A lire la bibliographie des œuvres de Jack Finney traduites en français, on peut se demander s’il a jamais écrit un texte médiocre. Très éclectique, il est connu des amateurs de cinéma pour être à l’origine du légendaire Invasion des profanateurs de sépultures, la référence incontournable des romans d’invasions extra-terrestres. Ce succès aurait suffi à lui octroyer l’immortalité littéraire mais ce serait commettre une injustice qu’ignorer ses nombreuses nouvelles et romans, dont la thématique est souvent axée sur le temps. Le voyage de Simon Morley en particulier, d’une facture très originale, est considéré par beaucoup comme LA meilleure histoire de voyage temporel jamais écrite ! Avec à peine moins d'ambition, La pièce d’à côté explore le thème des mondes parallèles, cette fois sous l’angle de l’humour, et c’est une authentique réussite !

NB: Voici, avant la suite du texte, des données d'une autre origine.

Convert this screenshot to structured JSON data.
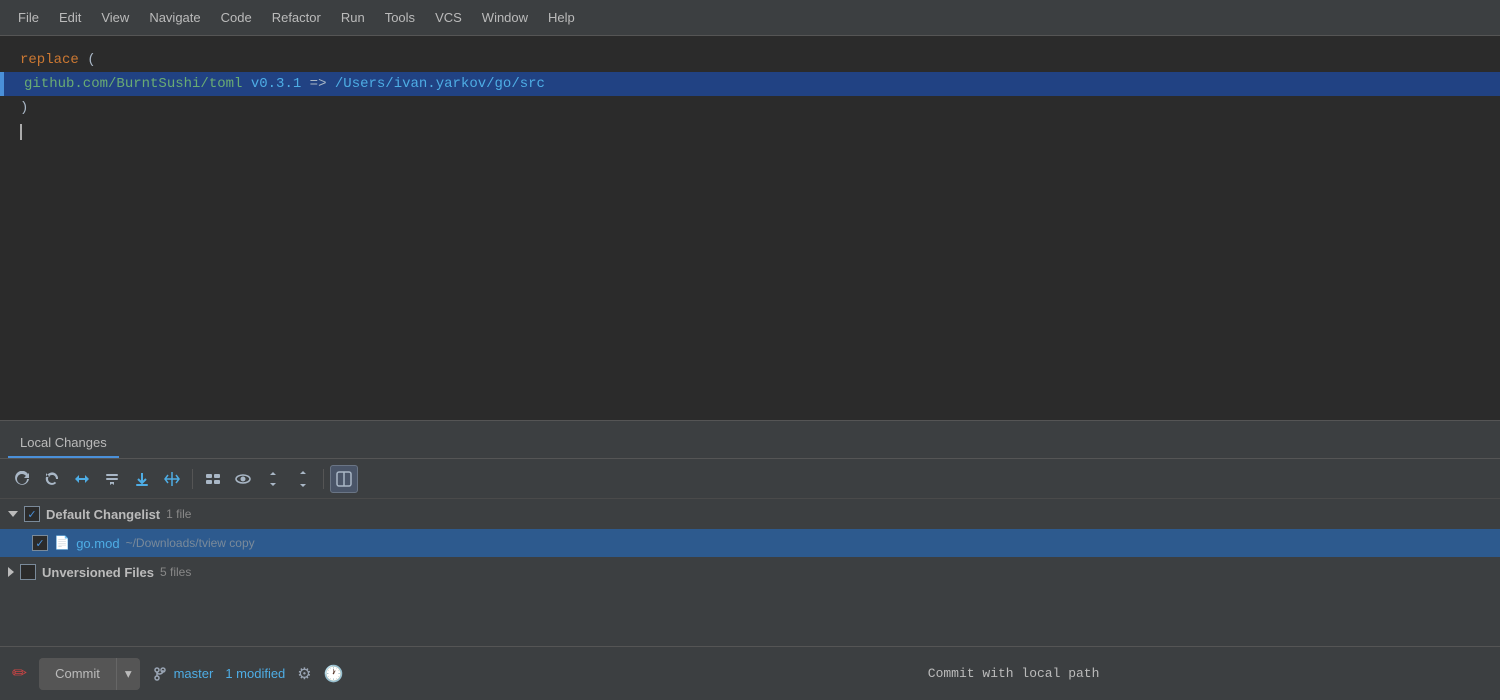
{
  "menubar": {
    "items": [
      "File",
      "Edit",
      "View",
      "Navigate",
      "Code",
      "Refactor",
      "Run",
      "Tools",
      "VCS",
      "Window",
      "Help"
    ]
  },
  "editor": {
    "lines": [
      {
        "id": 1,
        "type": "keyword",
        "content": "replace ("
      },
      {
        "id": 2,
        "type": "code",
        "content": "    github.com/BurntSushi/toml v0.3.1 => /Users/ivan.yarkov/go/src",
        "highlighted": true
      },
      {
        "id": 3,
        "type": "plain",
        "content": ")"
      },
      {
        "id": 4,
        "type": "cursor",
        "content": ""
      }
    ]
  },
  "local_changes": {
    "tab_label": "Local Changes",
    "toolbar": {
      "refresh": "↻",
      "rollback": "↺",
      "diff": "←→",
      "shelf": "⊟",
      "update": "⊻",
      "move": "✥",
      "group1": "⊞",
      "eye": "◎",
      "expand_all": "≡↓",
      "collapse_all": "≡↑",
      "layout": "▣"
    },
    "changelist": {
      "name": "Default Changelist",
      "count_label": "1 file",
      "files": [
        {
          "name": "go.mod",
          "path": "~/Downloads/tview copy",
          "checked": true
        }
      ]
    },
    "unversioned": {
      "name": "Unversioned Files",
      "count_label": "5 files"
    }
  },
  "bottom_bar": {
    "status_text": "Commit with local path",
    "commit_btn": "Commit",
    "dropdown_arrow": "▾",
    "branch_name": "master",
    "modified": "1 modified"
  }
}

« Si ce monde ne vous plait pas… »

Ben est prêt à exploser ! Sa vie est dépourvue de sens : travail, couple, société, tout lui semble creux, et même ridicule… Il est entouré d’agités du bocal qui s’étourdissent dans de vaines activités, qui se prennent au sérieux et pensent avoir tout compris de la vie mais tout cela sonne faux. Même les prototypes d’inventions révolutionnaires et farfelues qu’il met au point avec un ami pendant ses loisirs ne parviennent à faire naitre en lui le sentiment de plénitude qu'il recherche. Ben est un homme imparfait qui rêve d’une vie parfaite. Est-ce réellement impossible ? Si cet univers se montre insatisfaisant à ce point, pourquoi ne pas aller voir ailleurs ? C’est exactement ce qu’il lui arrivera, bien qu'à son corps défendant. Et pourtant, une femme superbe et aimante, un travail intéressant et bien rémunéré, est-ce bien raisonnable et surtout, est-ce vraiment cela qui donnera un sens à sa vie ?

« …vous devriez en voir quelques autres… »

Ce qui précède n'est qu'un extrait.